Single-dose nevirapine (SDNVP) is widely used to prevent mother-to-child HIV transmission in resource-limited settings. Given detection of resistant mutants among women who receive SDNVP, concerns have arisen over the efficacy of SDNVP in repeat pregnancies.Methods:
Retrospective data were collected from SDNVP-exposed and -unexposed women from the HIV Network for Prevention 012 trial who subsequently received SDNVP in another pregnancy.
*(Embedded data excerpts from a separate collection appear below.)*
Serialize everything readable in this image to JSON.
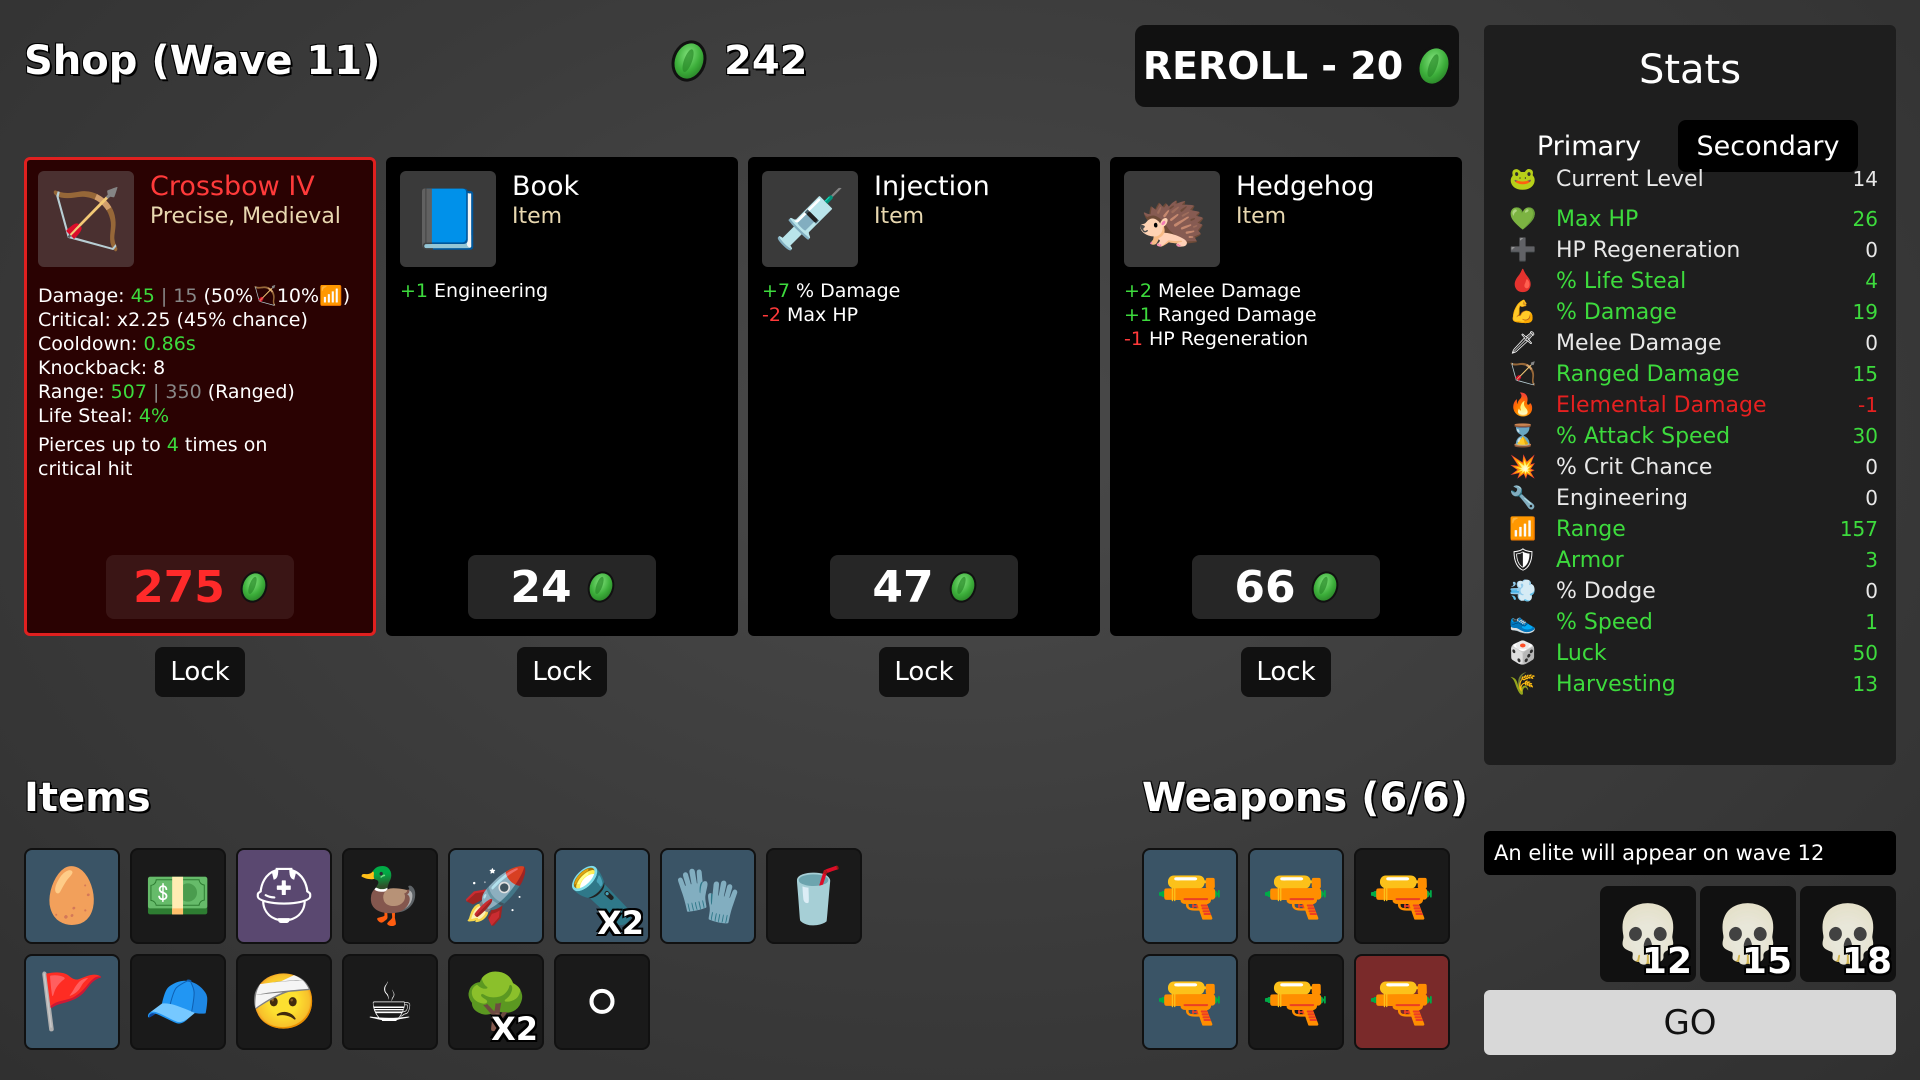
{
  "header": {
    "title": "Shop (Wave 11)",
    "gold": "242",
    "reroll_label": "REROLL - 20"
  },
  "cards": [
    {
      "name": "Crossbow IV",
      "type": "Precise, Medieval",
      "icon": "🏹",
      "price": "275",
      "lock": "Lock",
      "stats": [
        {
          "label": "Damage: ",
          "v1": "45",
          "sep": " | ",
          "v2": "15",
          "rest": " (50%🏹10%📶)"
        },
        {
          "label": "Critical: ",
          "v1": "",
          "sep": "",
          "v2": "",
          "rest": "x2.25 (45% chance)"
        },
        {
          "label": "Cooldown: ",
          "v1": "0.86s",
          "sep": "",
          "v2": "",
          "rest": ""
        },
        {
          "label": "Knockback: ",
          "v1": "",
          "sep": "",
          "v2": "",
          "rest": "8"
        },
        {
          "label": "Range: ",
          "v1": "507",
          "sep": " | ",
          "v2": "350",
          "rest": " (Ranged)"
        },
        {
          "label": "Life Steal: ",
          "v1": "4%",
          "sep": "",
          "v2": "",
          "rest": ""
        }
      ],
      "note_pre": "Pierces up to ",
      "note_num": "4",
      "note_post": " times on critical hit"
    },
    {
      "name": "Book",
      "type": "Item",
      "icon": "📘",
      "price": "24",
      "lock": "Lock",
      "effects": [
        {
          "sign": "+1",
          "text": " Engineering",
          "color": "g"
        }
      ]
    },
    {
      "name": "Injection",
      "type": "Item",
      "icon": "💉",
      "price": "47",
      "lock": "Lock",
      "effects": [
        {
          "sign": "+7",
          "text": " % Damage",
          "color": "g"
        },
        {
          "sign": "-2",
          "text": " Max HP",
          "color": "r"
        }
      ]
    },
    {
      "name": "Hedgehog",
      "type": "Item",
      "icon": "🦔",
      "price": "66",
      "lock": "Lock",
      "effects": [
        {
          "sign": "+2",
          "text": " Melee Damage",
          "color": "g"
        },
        {
          "sign": "+1",
          "text": " Ranged Damage",
          "color": "g"
        },
        {
          "sign": "-1",
          "text": " HP Regeneration",
          "color": "r"
        }
      ]
    }
  ],
  "items_title": "Items",
  "items": [
    {
      "icon": "🥚",
      "tier": "blue",
      "count": ""
    },
    {
      "icon": "💵",
      "tier": "black",
      "count": ""
    },
    {
      "icon": "⛑",
      "tier": "purple",
      "count": ""
    },
    {
      "icon": "🦆",
      "tier": "black",
      "count": ""
    },
    {
      "icon": "🚀",
      "tier": "blue",
      "count": ""
    },
    {
      "icon": "🔦",
      "tier": "blue",
      "count": "X2"
    },
    {
      "icon": "🧤",
      "tier": "blue",
      "count": ""
    },
    {
      "icon": "🥤",
      "tier": "black",
      "count": ""
    },
    {
      "icon": "🚩",
      "tier": "blue",
      "count": ""
    },
    {
      "icon": "🧢",
      "tier": "black",
      "count": ""
    },
    {
      "icon": "🤕",
      "tier": "black",
      "count": ""
    },
    {
      "icon": "☕",
      "tier": "black",
      "count": ""
    },
    {
      "icon": "🌳",
      "tier": "black",
      "count": "X2"
    },
    {
      "icon": "⚪",
      "tier": "black",
      "count": ""
    }
  ],
  "weapons_title": "Weapons (6/6)",
  "weapons": [
    {
      "icon": "🔫",
      "tier": "blue"
    },
    {
      "icon": "🔫",
      "tier": "blue"
    },
    {
      "icon": "🔫",
      "tier": "black"
    },
    {
      "icon": "🔫",
      "tier": "blue"
    },
    {
      "icon": "🔫",
      "tier": "black"
    },
    {
      "icon": "🔫",
      "tier": "red"
    }
  ],
  "stats": {
    "title": "Stats",
    "tab_primary": "Primary",
    "tab_secondary": "Secondary",
    "rows": [
      {
        "icon": "🐸",
        "label": "Current Level",
        "value": "14",
        "color": "w",
        "iname": "level-icon"
      },
      {
        "icon": "💚",
        "label": "Max HP",
        "value": "26",
        "color": "g",
        "iname": "heart-icon"
      },
      {
        "icon": "➕",
        "label": "HP Regeneration",
        "value": "0",
        "color": "w",
        "iname": "regen-icon"
      },
      {
        "icon": "🩸",
        "label": "% Life Steal",
        "value": "4",
        "color": "g",
        "iname": "life-steal-icon"
      },
      {
        "icon": "💪",
        "label": "% Damage",
        "value": "19",
        "color": "g",
        "iname": "damage-icon"
      },
      {
        "icon": "🗡",
        "label": "Melee Damage",
        "value": "0",
        "color": "w",
        "iname": "sword-icon"
      },
      {
        "icon": "🏹",
        "label": "Ranged Damage",
        "value": "15",
        "color": "g",
        "iname": "bow-icon"
      },
      {
        "icon": "🔥",
        "label": "Elemental Damage",
        "value": "-1",
        "color": "r",
        "iname": "flame-icon"
      },
      {
        "icon": "⌛",
        "label": "% Attack Speed",
        "value": "30",
        "color": "g",
        "iname": "hourglass-icon"
      },
      {
        "icon": "💥",
        "label": "% Crit Chance",
        "value": "0",
        "color": "w",
        "iname": "crit-icon"
      },
      {
        "icon": "🔧",
        "label": "Engineering",
        "value": "0",
        "color": "w",
        "iname": "wrench-icon"
      },
      {
        "icon": "📶",
        "label": "Range",
        "value": "157",
        "color": "g",
        "iname": "range-icon"
      },
      {
        "icon": "🛡",
        "label": "Armor",
        "value": "3",
        "color": "g",
        "iname": "shield-icon"
      },
      {
        "icon": "💨",
        "label": "% Dodge",
        "value": "0",
        "color": "w",
        "iname": "dodge-icon"
      },
      {
        "icon": "👟",
        "label": "% Speed",
        "value": "1",
        "color": "g",
        "iname": "boot-icon"
      },
      {
        "icon": "🎲",
        "label": "Luck",
        "value": "50",
        "color": "g",
        "iname": "dice-icon"
      },
      {
        "icon": "🌾",
        "label": "Harvesting",
        "value": "13",
        "color": "g",
        "iname": "wheat-icon"
      }
    ]
  },
  "elite_text": "An elite will appear on wave 12",
  "elite_waves": [
    "12",
    "15",
    "18"
  ],
  "go_label": "GO"
}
Prospective data were collected from pregnant women who were SDNVP exposed or unexposed before delivery. Kaplan-Meier and Cox regression analyses were used to estimate rates of HIV infection and HIV-free survival among infants born to women with or without prior SDNVP exposure.Results:
In the retrospective cohort, the infection rates were 11.3% and 16.7% for 104 infants of NVP-exposed and -unexposed mothers, respectively (P = 0.41). In the prospective cohort, among 103 infants of NVP-exposed and -unexposed mothers, the 12-month infant HIV infection rates were 20.5% and 18.7% (P = 0.81) and HIV-free survival rates were 74.4% and 78.1% (P = 0.66), respectively.Conclusions:
There was no increased risk of infant HIV infection among SDNVP-exposed women compared with -unexposed women. These findings support current international guidelines to offer SDNVP to HIV-infected pregnant women, regardless of previous SDNVP exposure, when more complex prophylaxis regimens are not available.